An early start saw us on the Eurostar to France. We disembarked at Lille very close to the Belgian border.We wandered around the city for awhile. Again many beautiful builidngs, this time Flemish style. As in many of European cities we have visited the roads are narrow and winding. Sometimes you don't even realise you are on a road until you nearly get taken out by a car. We had lunch at a very nice restaurant, L'assiette du Marche, which we stumbled on. We both started with the rabbit terrine, John had sea perch and I had guinea fowl.
There were many shops selling designer goods and delicious looking patisseries. I couldn't resist buying an eclair. Many of the shops seemed boarded up and we felt we were seeing for the first time some signs of the recession - interestingly in France and not so much in Spain.

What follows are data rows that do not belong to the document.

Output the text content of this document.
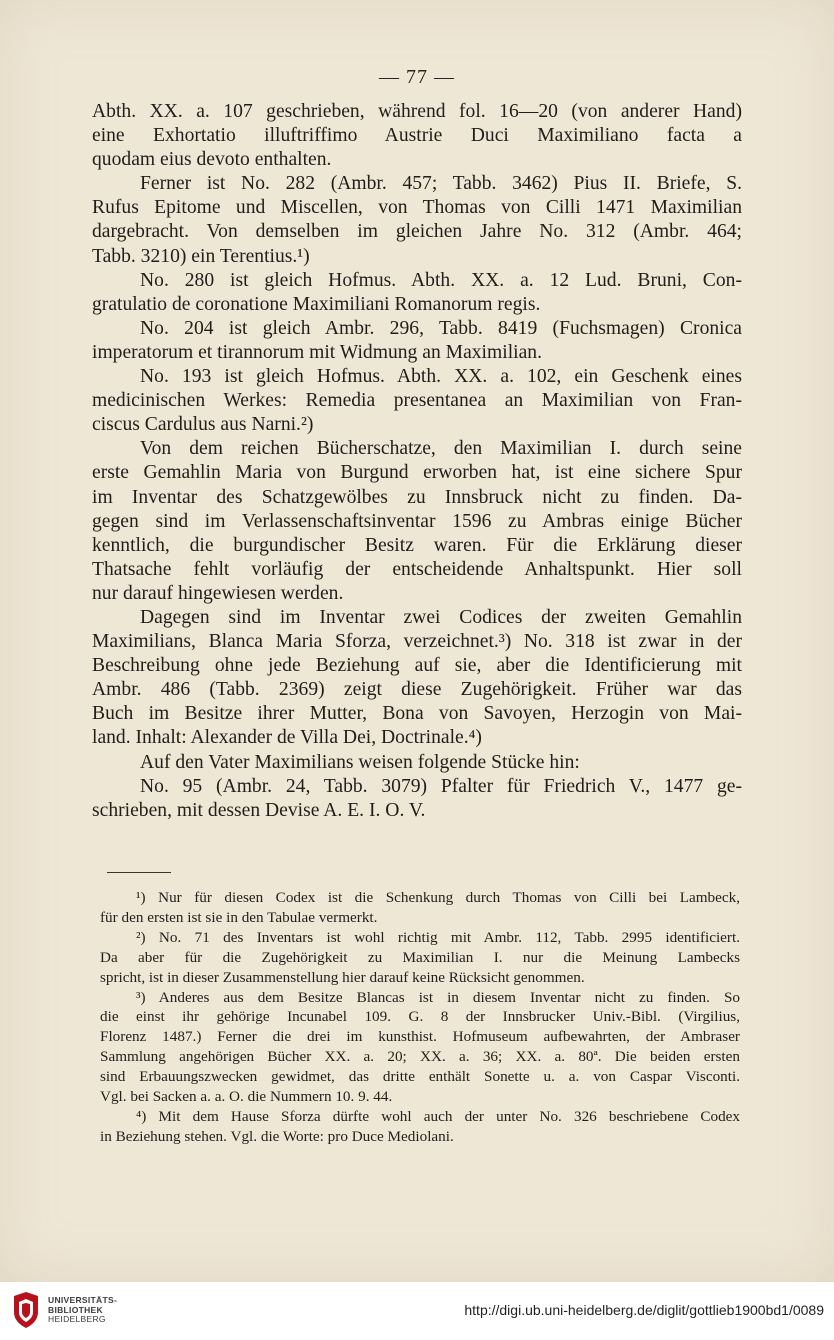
— 77 —
Abth. XX. a. 107 geschrieben, während fol. 16—20 (von anderer Hand)
eine Exhortatio illuftriffimo Austrie Duci Maximiliano facta a
quodam eius devoto enthalten.
Ferner ist No. 282 (Ambr. 457; Tabb. 3462) Pius II. Briefe, S.
Rufus Epitome und Miscellen, von Thomas von Cilli 1471 Maximilian
dargebracht. Von demselben im gleichen Jahre No. 312 (Ambr. 464;
Tabb. 3210) ein Terentius.¹)
No. 280 ist gleich Hofmus. Abth. XX. a. 12 Lud. Bruni, Con-
gratulatio de coronatione Maximiliani Romanorum regis.
No. 204 ist gleich Ambr. 296, Tabb. 8419 (Fuchsmagen) Cronica
imperatorum et tirannorum mit Widmung an Maximilian.
No. 193 ist gleich Hofmus. Abth. XX. a. 102, ein Geschenk eines
medicinischen Werkes: Remedia presentanea an Maximilian von Fran-
ciscus Cardulus aus Narni.²)
Von dem reichen Bücherschatze, den Maximilian I. durch seine
erste Gemahlin Maria von Burgund erworben hat, ist eine sichere Spur
im Inventar des Schatzgewölbes zu Innsbruck nicht zu finden. Da-
gegen sind im Verlassenschaftsinventar 1596 zu Ambras einige Bücher
kenntlich, die burgundischer Besitz waren. Für die Erklärung dieser
Thatsache fehlt vorläufig der entscheidende Anhaltspunkt. Hier soll
nur darauf hingewiesen werden.
Dagegen sind im Inventar zwei Codices der zweiten Gemahlin
Maximilians, Blanca Maria Sforza, verzeichnet.³) No. 318 ist zwar in der
Beschreibung ohne jede Beziehung auf sie, aber die Identificierung mit
Ambr. 486 (Tabb. 2369) zeigt diese Zugehörigkeit. Früher war das
Buch im Besitze ihrer Mutter, Bona von Savoyen, Herzogin von Mai-
land. Inhalt: Alexander de Villa Dei, Doctrinale.⁴)
Auf den Vater Maximilians weisen folgende Stücke hin:
No. 95 (Ambr. 24, Tabb. 3079) Pfalter für Friedrich V., 1477 ge-
schrieben, mit dessen Devise A. E. I. O. V.
¹) Nur für diesen Codex ist die Schenkung durch Thomas von Cilli bei Lambeck,
für den ersten ist sie in den Tabulae vermerkt.
²) No. 71 des Inventars ist wohl richtig mit Ambr. 112, Tabb. 2995 identificiert.
Da aber für die Zugehörigkeit zu Maximilian I. nur die Meinung Lambecks
spricht, ist in dieser Zusammenstellung hier darauf keine Rücksicht genommen.
³) Anderes aus dem Besitze Blancas ist in diesem Inventar nicht zu finden. So
die einst ihr gehörige Incunabel 109. G. 8 der Innsbrucker Univ.-Bibl. (Virgilius,
Florenz 1487.) Ferner die drei im kunsthist. Hofmuseum aufbewahrten, der Ambraser
Sammlung angehörigen Bücher XX. a. 20; XX. a. 36; XX. a. 80ª. Die beiden ersten
sind Erbauungszwecken gewidmet, das dritte enthält Sonette u. a. von Caspar Visconti.
Vgl. bei Sacken a. a. O. die Nummern 10. 9. 44.
⁴) Mit dem Hause Sforza dürfte wohl auch der unter No. 326 beschriebene Codex
in Beziehung stehen. Vgl. die Worte: pro Duce Mediolani.
UNIVERSITÄTS-
BIBLIOTHEK
HEIDELBERG
http://digi.ub.uni-heidelberg.de/diglit/gottlieb1900bd1/0089
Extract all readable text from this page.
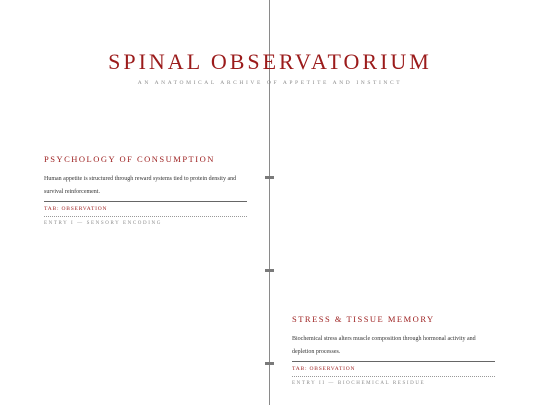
SPINAL OBSERVATORIUM
AN ANATOMICAL ARCHIVE OF APPETITE AND INSTINCT
PSYCHOLOGY OF CONSUMPTION
Human appetite is structured through reward systems tied to protein density and survival reinforcement.
TAB: OBSERVATION
ENTRY I — SENSORY ENCODING
STRESS & TISSUE MEMORY
Biochemical stress alters muscle composition through hormonal activity and depletion processes.
TAB: OBSERVATION
ENTRY II — BIOCHEMICAL RESIDUE
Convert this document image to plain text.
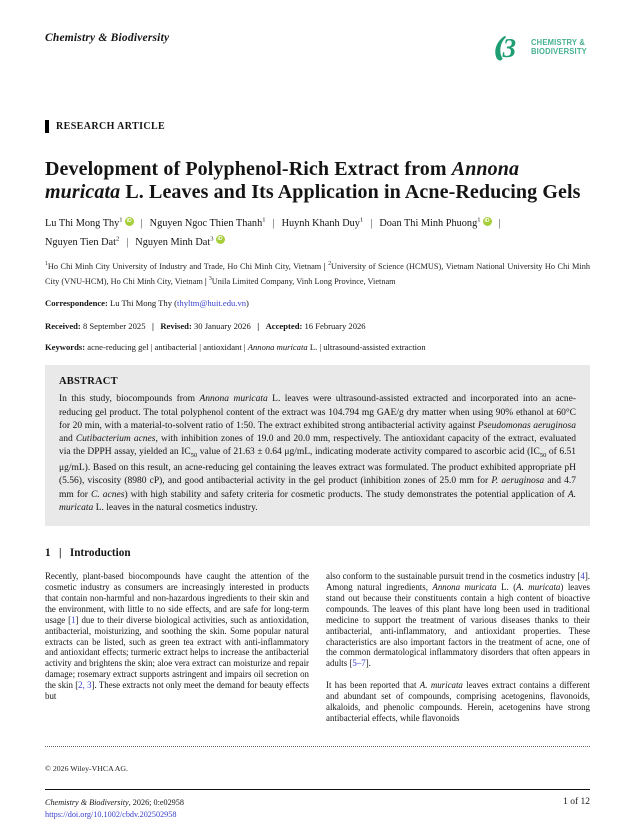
Chemistry & Biodiversity	3 CHEMISTRY &
BIODIVERSITY
RESEARCH ARTICLE
Development of Polyphenol-Rich Extract from Annona muricata L. Leaves and Its Application in Acne-Reducing Gels
Lu Thi Mong Thy$^1$ iD | Nguyen Ngoc Thien Thanh$^1$ | Huynh Khanh Duy$^1$ | Doan Thi Minh Phuong$^1$ iD |
Nguyen Tien Dat$^2$ | Nguyen Minh Dat$^3$ iD
$^1$Ho Chi Minh City University of Industry and Trade, Ho Chi Minh City, Vietnam | $^2$University of Science (HCMUS), Vietnam National University Ho Chi Minh City (VNU-HCM), Ho Chi Minh City, Vietnam | $^3$Unila Limited Company, Vinh Long Province, Vietnam
Correspondence: Lu Thi Mong Thy (thyltm@huit.edu.vn)
Received: 8 September 2025 | Revised: 30 January 2026 | Accepted: 16 February 2026
Keywords: acne-reducing gel | antibacterial | antioxidant | Annona muricata L. | ultrasound-assisted extraction
ABSTRACT
In this study, biocompounds from Annona muricata L. leaves were ultrasound-assisted extracted and incorporated into an acne-reducing gel product. The total polyphenol content of the extract was 104.794 mg GAE/g dry matter when using 90% ethanol at 60°C for 20 min, with a material-to-solvent ratio of 1:50. The extract exhibited strong antibacterial activity against Pseudomonas aeruginosa and Cutibacterium acnes, with inhibition zones of 19.0 and 20.0 mm, respectively. The antioxidant capacity of the extract, evaluated via the DPPH assay, yielded an $IC_{50}$ value of 21.63 ± 0.64 μg/mL, indicating moderate activity compared to ascorbic acid ($IC_{50}$ of 6.51 μg/mL). Based on this result, an acne-reducing gel containing the leaves extract was formulated. The product exhibited appropriate pH (5.56), viscosity (8980 cP), and good antibacterial activity in the gel product (inhibition zones of 25.0 mm for P. aeruginosa and 4.7 mm for C. acnes) with high stability and safety criteria for cosmetic products. The study demonstrates the potential application of A. muricata L. leaves in the natural cosmetics industry.
1   |   Introduction

Recently, plant-based biocompounds have caught the attention of the cosmetic industry as consumers are increasingly interested in products that contain non-harmful and non-hazardous ingredients to their skin and the environment, with little to no side effects, and are safe for long-term usage [1] due to their diverse biological activities, such as antioxidation, antibacterial, moisturizing, and soothing the skin. Some popular natural extracts can be listed, such as green tea extract with anti-inflammatory and antioxidant effects; turmeric extract helps to increase the antibacterial activity and brightens the skin; aloe vera extract can moisturize and repair damage; rosemary extract supports astringent and impairs oil secretion on the skin [2, 3]. These extracts not only meet the demand for beauty effects but

also conform to the sustainable pursuit trend in the cosmetics industry [4]. Among natural ingredients, Annona muricata L. (A. muricata) leaves stand out because their constituents contain a high content of bioactive compounds. The leaves of this plant have long been used in traditional medicine to support the treatment of various diseases thanks to their antibacterial, anti-inflammatory, and antioxidant properties. These characteristics are also important factors in the treatment of acne, one of the common dermatological inflammatory disorders that often appears in adults [5–7].

It has been reported that A. muricata leaves extract contains a different and abundant set of compounds, comprising acetogenins, flavonoids, alkaloids, and phenolic compounds. Herein, acetogenins have strong antibacterial effects, while flavonoids

© 2026 Wiley-VHCA AG.
Chemistry & Biodiversity, 2026; 0:e02958
https://doi.org/10.1002/cbdv.202502958
1 of 12
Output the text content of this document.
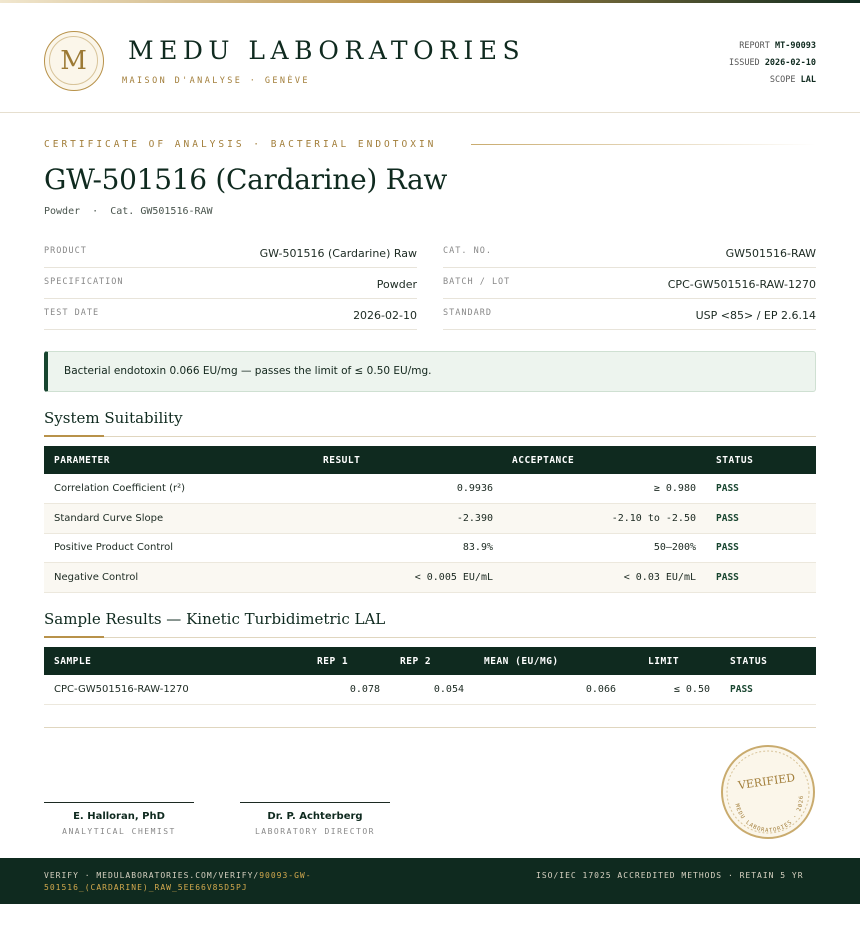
M	MEDU LABORATORIES
MAISON D'ANALYSE · GENÈVE
REPORT MT-90093
ISSUED 2026-02-10
SCOPE LAL
CERTIFICATE OF ANALYSIS · BACTERIAL ENDOTOXIN
GW-501516 (Cardarine) Raw
Powder  ·  Cat. GW501516-RAW
PRODUCT	GW-501516 (Cardarine) Raw
SPECIFICATION	Powder
TEST DATE	2026-02-10
CAT. NO.	GW501516-RAW
BATCH / LOT	CPC-GW501516-RAW-1270
STANDARD	USP <85> / EP 2.6.14
Bacterial endotoxin 0.066 EU/mg — passes the limit of ≤ 0.50 EU/mg.
System Suitability
PARAMETER	RESULT	ACCEPTANCE	STATUS
Correlation Coefficient (r²)	0.9936	≥ 0.980	PASS
Standard Curve Slope	-2.390	-2.10 to -2.50	PASS
Positive Product Control	83.9%	50–200%	PASS
Negative Control	< 0.005 EU/mL	< 0.03 EU/mL	PASS
Sample Results — Kinetic Turbidimetric LAL
SAMPLE	REP 1	REP 2	MEAN (EU/MG)	LIMIT	STATUS
CPC-GW501516-RAW-1270	0.078	0.054	0.066	≤ 0.50	PASS
E. Halloran, PhD
ANALYTICAL CHEMIST
Dr. P. Achterberg
LABORATORY DIRECTOR
VERIFIED
MEDU LABORATORIES · 2026
VERIFY · MEDULABORATORIES.COM/VERIFY/90093-GW-501516_(CARDARINE)_RAW_5EE66V85D5PJ
ISO/IEC 17025 ACCREDITED METHODS · RETAIN 5 YR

After lunch we picked up a car and headed for the Somme. First stop was Fromelles, the site of one of many disastrous battles in this area. We visited the new cemetery, Fromelles Military Cemetery, which has been built to accommodate the remains of those soldiers who were discovered in a mass grave in 2008. Many of them have been identified but many still have not. It was very moving. Down the road was the Fromelles Memorial Park, with a statue depicting a soldier carrying another over his shoulder, called 'Cobbers'. This in reference to the fact that after the initial onslaught many of the Australian soldiers lay wounded in no-mans land and those that had successfully retreated behind prebattle lines made heroic acts to try and resuce as many of the wounded as they could.

Amazing as it might seem, as we got out of the car at the memorial, I noticed another couple of, I presumed, Australians, as they had been at the previous site as well. When I took a closer look, the woman was Cherie Kearns from Northbridge Golf Club! Small world.

Finally we visited the VC Corner Australian Cemetery where there are no individual graves because none of the soldiers here have been identified.

We now set out for Amiens where we were staying the night. As we drove along we passed more and more graveyards, all similar, cross after cross. The French are obvioulsy very grateful to those soldiers from foreign lands that came to fight for them. Before we reached Amiens we stopped at Arras. An interesting old town again showing the signs of the recession. We decided to boost their economy so we had a beer in one of the bars that surround the petit place, the smaller of two large Flemish style squares

In Amiens we stayed at a bed and breakfast owned by a very vivacious French woman called Dominique. She spoke enough English and was very hospitable. We went into the town for dinner at Restaurant Le Quai which is located along the river Somme. We sat outside and enjoyed the ambience but not the cigarette smoke, which you just can't seem to get away from. I ordered the most expensive thing we have had the whole holiday, fillet steak. It was terrible! John had some weird jellied meat thing called 'pojvestroom' we think. We can't remember what we had for an entree.

When we returned to the B & B, there was a group of business men from all over the Europe and Dominque, sitting outside enjoying a glass of wine and of course a cigarette. We joined them in the wine.